The furloughs are part of the Pentagon’s plan to meet spending targets required by sequestration, the automatic federal budget cuts that went into effect after Congress failed to meet deficit-reduction deadlines over the winter.

AFGE President J. David Cox, who also spoke at the conference, called the furloughs “foolish and reckless,” and said they would deal a “major blow to our economy felt by every American citizen. When 800,000 workers nationwide do not get a paycheck for three weeks, it will be felt by 1.85 million merchants.”

The furloughs will save the federal government about $2.5 billion – a small fraction of the Pentagon’s total sequestration targets. A better way to achieve spending reductions, Cox said, would be to review the “massive amount of taxpayer money” paid to private-sector defense contractors.

Ellison agreed: “We’re cutting off bone and muscle on one side, and leaving fat on the other side,” he said. “Why are we cutting the people we need the most?”

AFGE members expressed concerns that furloughs would deal a major blow to employee morale and retention. Civilian employees, who earn $50,000 on average, have seen their wages frozen for the last three years.

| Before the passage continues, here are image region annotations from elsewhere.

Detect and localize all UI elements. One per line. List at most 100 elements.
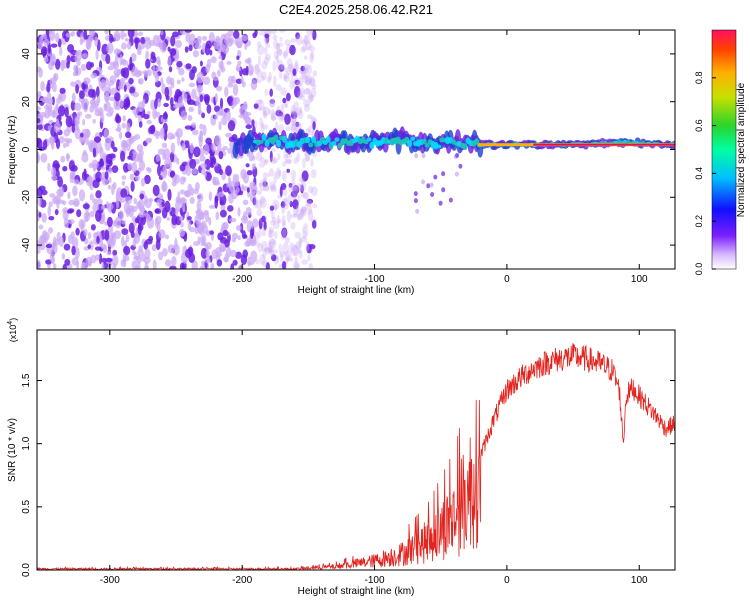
noise-speckle — [270, 245, 275, 258]
colorbar-tick-label: 0.8 — [694, 72, 704, 85]
noise-speckle — [255, 99, 263, 105]
noise-speckle — [151, 244, 157, 252]
noise-speckle — [242, 211, 248, 222]
noise-speckle — [279, 251, 286, 258]
noise-speckle — [245, 124, 253, 130]
noise-speckle — [58, 136, 65, 144]
noise-speckle — [134, 217, 139, 224]
noise-speckle — [180, 222, 184, 228]
noise-speckle — [251, 163, 256, 170]
noise-speckle — [269, 238, 277, 249]
noise-speckle — [262, 259, 268, 268]
noise-speckle — [40, 81, 45, 92]
noise-speckle — [268, 229, 275, 239]
noise-speckle — [60, 155, 66, 163]
noise-speckle — [268, 226, 274, 234]
noise-speckle — [282, 198, 288, 203]
noise-speckle — [274, 204, 278, 212]
noise-speckle — [218, 55, 223, 60]
noise-speckle — [253, 103, 259, 109]
noise-speckle — [200, 168, 206, 175]
noise-speckle — [107, 83, 111, 93]
noise-speckle — [83, 211, 91, 222]
noise-speckle — [44, 109, 51, 119]
noise-speckle — [113, 230, 121, 240]
noise-speckle — [282, 228, 287, 238]
noise-speckle — [154, 111, 161, 118]
noise-speckle — [37, 106, 42, 111]
noise-speckle — [173, 104, 180, 109]
noise-speckle — [307, 114, 313, 120]
noise-speckle — [232, 259, 238, 266]
noise-speckle — [289, 242, 295, 253]
noise-speckle — [143, 113, 150, 120]
noise-speckle — [274, 203, 278, 210]
noise-speckle — [302, 43, 308, 52]
noise-speckle — [235, 187, 240, 193]
noise-speckle — [112, 249, 118, 256]
noise-speckle — [257, 41, 262, 48]
noise-speckle — [177, 191, 181, 203]
noise-speckle — [179, 262, 185, 269]
noise-speckle — [37, 124, 43, 131]
noise-speckle — [184, 46, 189, 53]
noise-speckle — [284, 113, 291, 125]
y-tick-label: -40 — [21, 237, 32, 252]
noise-speckle — [164, 86, 170, 98]
noise-speckle — [57, 105, 66, 117]
noise-speckle — [286, 58, 293, 66]
noise-speckle — [277, 219, 282, 224]
noise-speckle — [296, 214, 303, 221]
noise-speckle — [50, 53, 56, 61]
noise-speckle — [257, 55, 262, 66]
noise-speckle — [90, 224, 96, 231]
noise-speckle — [308, 91, 313, 103]
noise-speckle — [71, 257, 79, 266]
noise-speckle — [270, 112, 277, 122]
noise-speckle — [67, 209, 73, 214]
noise-speckle — [121, 220, 127, 225]
noise-speckle — [286, 69, 292, 76]
noise-speckle — [160, 30, 164, 36]
noise-speckle — [48, 216, 55, 221]
snr-x-label: Height of straight line (km) — [298, 586, 415, 597]
noise-speckle — [154, 208, 160, 214]
noise-speckle — [280, 87, 287, 96]
noise-speckle — [264, 53, 271, 61]
noise-speckle — [37, 259, 41, 269]
noise-speckle — [218, 121, 222, 131]
band-core-blob — [462, 143, 468, 151]
noise-speckle — [271, 211, 275, 220]
noise-speckle — [169, 151, 175, 163]
noise-speckle — [87, 244, 91, 249]
noise-speckle — [85, 128, 90, 139]
noise-speckle — [259, 195, 266, 205]
noise-speckle — [284, 159, 292, 164]
noise-speckle — [283, 50, 288, 60]
noise-speckle — [298, 250, 303, 259]
noise-speckle — [104, 91, 110, 103]
noise-speckle — [124, 196, 132, 205]
noise-speckle — [150, 51, 156, 60]
noise-speckle — [303, 34, 311, 45]
noise-speckle — [117, 98, 124, 109]
noise-speckle — [290, 38, 298, 43]
noise-speckle — [138, 43, 146, 50]
noise-speckle — [91, 97, 96, 109]
noise-speckle — [168, 66, 173, 73]
noise-speckle — [106, 251, 112, 256]
noise-speckle — [187, 183, 193, 191]
noise-speckle — [193, 188, 199, 195]
noise-speckle — [285, 153, 293, 159]
noise-speckle — [123, 84, 127, 92]
noise-speckle — [107, 184, 112, 190]
noise-speckle — [105, 257, 113, 263]
noise-speckle — [260, 156, 265, 162]
noise-speckle — [277, 194, 283, 199]
noise-speckle — [291, 182, 297, 192]
noise-speckle — [205, 63, 210, 74]
noise-speckle — [219, 209, 227, 218]
noise-speckle — [257, 229, 262, 238]
noise-speckle — [300, 180, 307, 192]
noise-speckle — [208, 191, 213, 201]
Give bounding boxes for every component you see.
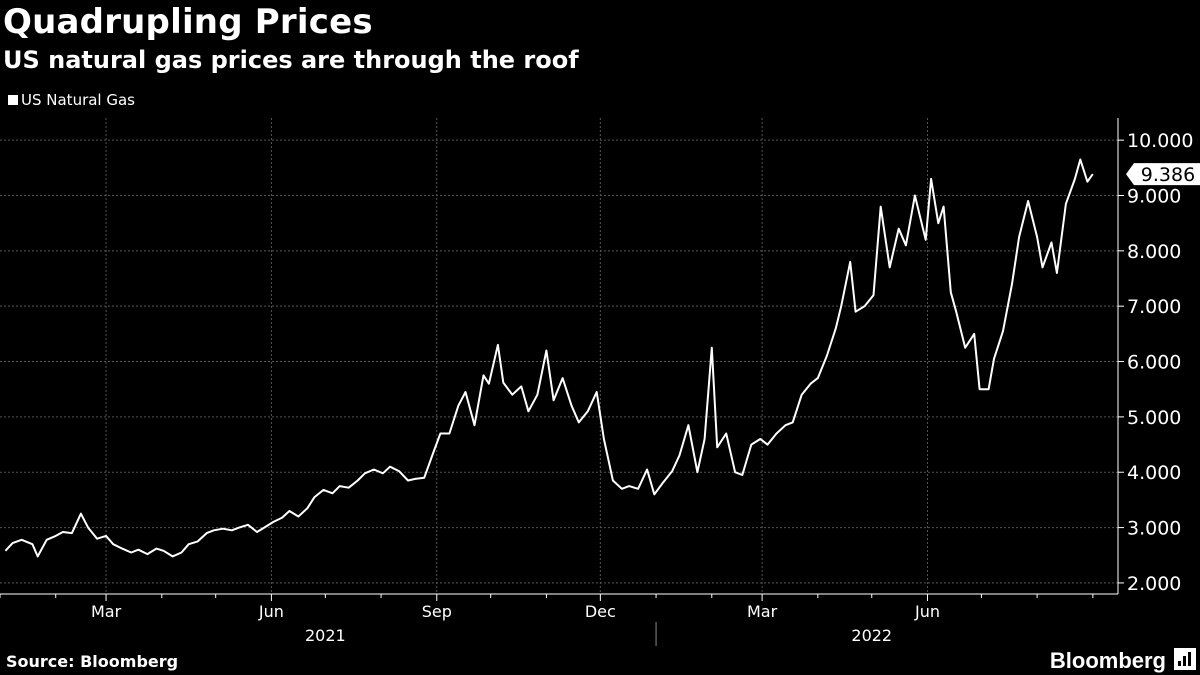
- series-layer: [4, 158, 1094, 558]
- last-value-label: 9.386: [1141, 164, 1195, 186]
- y-tick-label: 6.000: [1127, 352, 1181, 374]
- y-tick-label: 9.000: [1127, 185, 1181, 207]
- y-tick-label: 3.000: [1127, 518, 1181, 540]
- x-tick-label: Dec: [585, 602, 616, 621]
- chart-title: Quadrupling Prices: [3, 2, 373, 42]
- legend-swatch: [8, 95, 18, 105]
- y-tick-label: 7.000: [1127, 296, 1181, 318]
- x-tick-label: Mar: [747, 602, 778, 621]
- grid-lines: [0, 118, 1118, 594]
- last-value-badge: [1126, 163, 1200, 186]
- y-tick-label: 8.000: [1127, 241, 1181, 263]
- legend: US Natural Gas: [8, 91, 135, 109]
- x-tick-label: Jun: [914, 602, 940, 621]
- tick-labels: 2.000 3.000 4.000 5.000 6.000 7.000 8.000 9.000…: [91, 130, 1200, 645]
- chart-subtitle: US natural gas prices are through the ro…: [3, 46, 579, 74]
- x-tick-label: Jun: [258, 602, 284, 621]
- legend-label: US Natural Gas: [21, 91, 135, 109]
- source-note: Source: Bloomberg: [6, 652, 179, 671]
- y-tick-label: 5.000: [1127, 407, 1181, 429]
- x-year-label: 2021: [305, 626, 346, 645]
- brand-logo-text: Bloomberg: [1049, 648, 1166, 673]
- series-line-us-natural-gas: [4, 158, 1094, 558]
- x-tick-label: Sep: [422, 602, 452, 621]
- y-tick-label: 10.000: [1127, 130, 1193, 152]
- bloomberg-terminal-icon: [1174, 648, 1196, 670]
- x-year-label: 2022: [851, 626, 892, 645]
- axes: [0, 118, 1124, 646]
- y-tick-label: 2.000: [1127, 573, 1181, 595]
- x-tick-label: Mar: [91, 602, 122, 621]
- y-tick-label: 4.000: [1127, 462, 1181, 484]
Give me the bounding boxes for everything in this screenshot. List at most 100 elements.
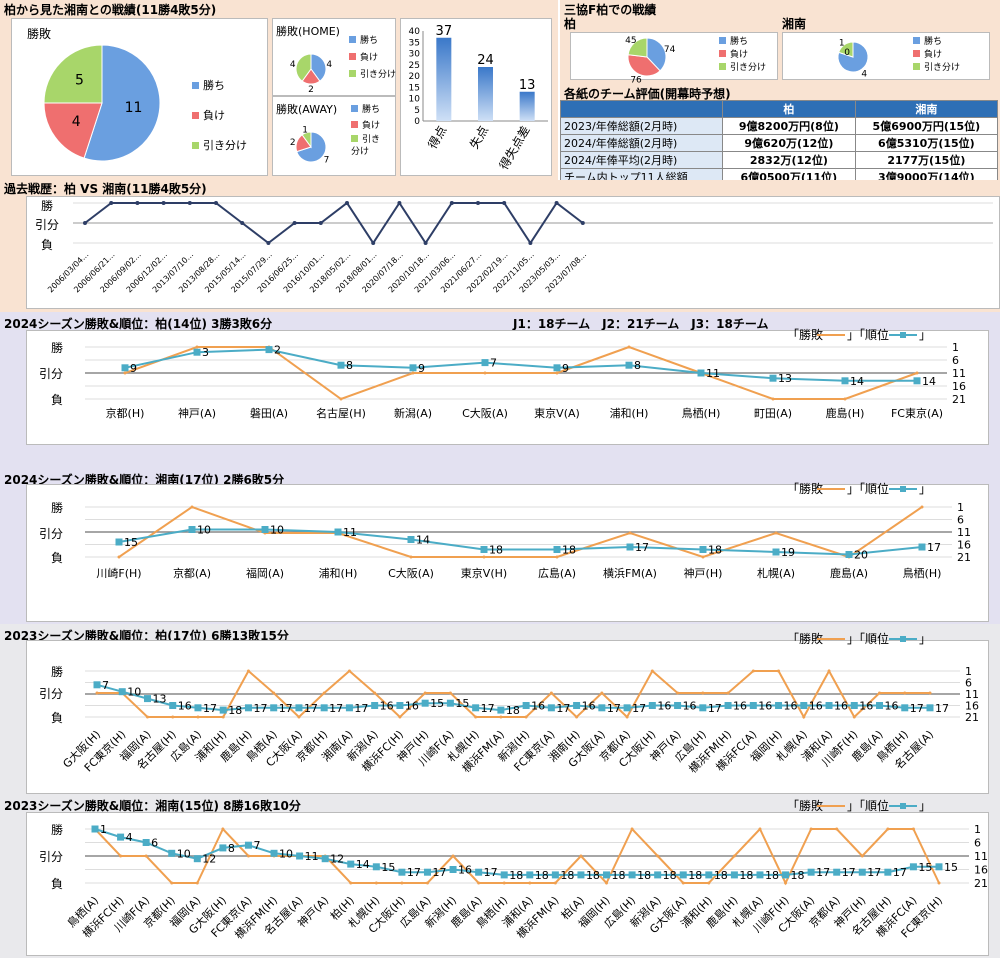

“I hear a lot of employees say, ‘What is my future?’” said AFGE Local 1441 President George Braunreiter. “We’re losing a lot of good employees. There’s just no respect for the people doing the job.

“These people are willing to work nights and weekends. They already make a lot of sacrifices, but they do it because they like what they’re doing and get a feeling of pride that they’re providing a necessary service to their country.”

Braunreiter’s local represents more than 225 St. Paul-based employees in the Army Corps of Engineers. Many of the workers are seasonal employees stationed on the locks and dams that facilitate barge and other boat traffic on the Mississippi River.

Braunreiter said the furloughs will “put a delay on barge traffic and increase costs to the barge industry, which will be passed on to consumers.”

“These cuts don’t just affect us,” said Dusty Hawkins, president of AFGE Local 1997, which services the Air Reserve station in Minneapolis-St. Paul. “It affects our military readiness, and it affects our communities.”